O posto de comando, situado em S. Domingos, recebia cada vez mais reforços. No pico máximo estiveram naquela zona mais de 400 operacionais. Esteve em cima da mesa o plano de evacuação das duas aldeias: Vale de Tábuas e Sobral Basto. Mas tal não foi necessário.
Pouco antes das 20:00 a coluna de Leiria, comandada pela viatura da Benedita, descia por Vale de Tábuas para tentar chegar mais perto da frente de fogo que era, a esta hora, diminuta. E havia a certeza de que estavam a chegar máquinas de rasto que iriam ajudar, e muito, os bombeiros na consolidação do perímetro de fogo, em linguagem mais corrente, a fazer o rescaldo.

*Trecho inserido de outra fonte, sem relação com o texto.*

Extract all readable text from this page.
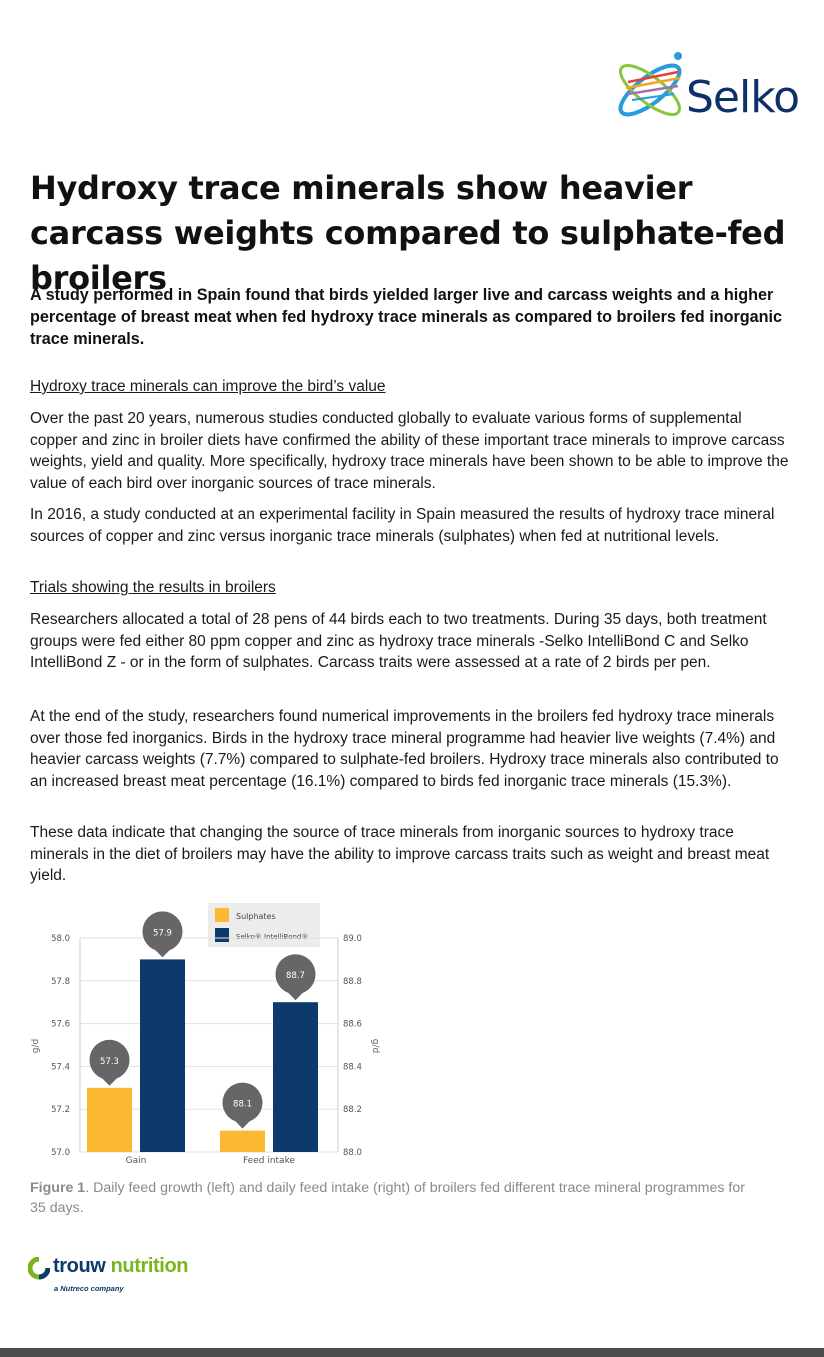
Selko
Hydroxy trace minerals show heavier carcass weights compared to sulphate-fed broilers

A study performed in Spain found that birds yielded larger live and carcass weights and a higher percentage of breast meat when fed hydroxy trace minerals as compared to broilers fed inorganic trace minerals.

Hydroxy trace minerals can improve the bird’s value

Over the past 20 years, numerous studies conducted globally to evaluate various forms of supplemental copper and zinc in broiler diets have confirmed the ability of these important trace minerals to improve carcass weights, yield and quality. More specifically, hydroxy trace minerals have been shown to be able to improve the value of each bird over inorganic sources of trace minerals.

In 2016, a study conducted at an experimental facility in Spain measured the results of hydroxy trace mineral sources of copper and zinc versus inorganic trace minerals (sulphates) when fed at nutritional levels.

Trials showing the results in broilers

Researchers allocated a total of 28 pens of 44 birds each to two treatments. During 35 days, both treatment groups were fed either 80 ppm copper and zinc as hydroxy trace minerals -Selko IntelliBond C and Selko IntelliBond Z - or in the form of sulphates. Carcass traits were assessed at a rate of 2 birds per pen.

At the end of the study, researchers found numerical improvements in the broilers fed hydroxy trace minerals over those fed inorganics. Birds in the hydroxy trace mineral programme had heavier live weights (7.4%) and heavier carcass weights (7.7%) compared to sulphate-fed broilers. Hydroxy trace minerals also contributed to an increased breast meat percentage (16.1%) compared to birds fed inorganic trace minerals (15.3%).

These data indicate that changing the source of trace minerals from inorganic sources to hydroxy trace minerals in the diet of broilers may have the ability to improve carcass traits such as weight and breast meat yield.

Sulphates
Selko® IntelliBond®
57.0
57.2
57.4
57.6
57.8
58.0
88.0
88.2
88.4
88.6
88.8
89.0
57.3
57.9
88.1
88.7
Gain	Feed intake
g/d	g/d

Figure 1. Daily feed growth (left) and daily feed intake (right) of broilers fed different trace mineral programmes for 35 days.

trouw nutrition
a Nutreco company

Voltamos ao Luís e à mãe. Continuavam à porta de casa a olhar para a encosta que tinha agora menos fumo. Alheados dos trabalhos que aconteciam entre Fontes, Vale de Tábuas e Sobral de Basto. Afinal de contas o que interessava era que o fogo estava quase apagado. Mas “vai ser uma noite de olho aberto”, diz Luís Lopes sempre desconfiado deste terror do verão. E, como disse a presidente da Junta de Freguesia de Fontes, Sónia Alagoa, qualquer fogo em Fontes “é sempre um fogo problemático”, pois é uma das freguesias mais “verdes” do concelho de Abrantes e com várias aldeias “encrostadas” na mata e nas encostas daquele território contíguo à Albufeira do Castelo do Bode. Aliás, toda a zona norte de Abrantes é semelhante neste aspecto.
O fogo começou cerca das 14:20 junto à igreja de Fontes. Evoluiu em diração a território do Carvalhal (Carril, Sobral Basto e Vale de Tábuas). Ao longo de toda a noite foram feitos trabalhos de consolidação do perímetro. Às 08:00 desta quinta-feira estavam no terreno 260 operacionais, com 87 viaturas, e quatro máquinas de rastos. E o Luís, com toda a certeza, andará perto de casa, com a mãe, e com a companhia do cão e do gato, à espera que a vida volte à pacatez dos dias de verão em Vale de Tábuas. Onde se deixem de ouvir os motores de aviões ou carros de bombeiros e se ouça o latido de um cão ou o chilrear dos pássaros.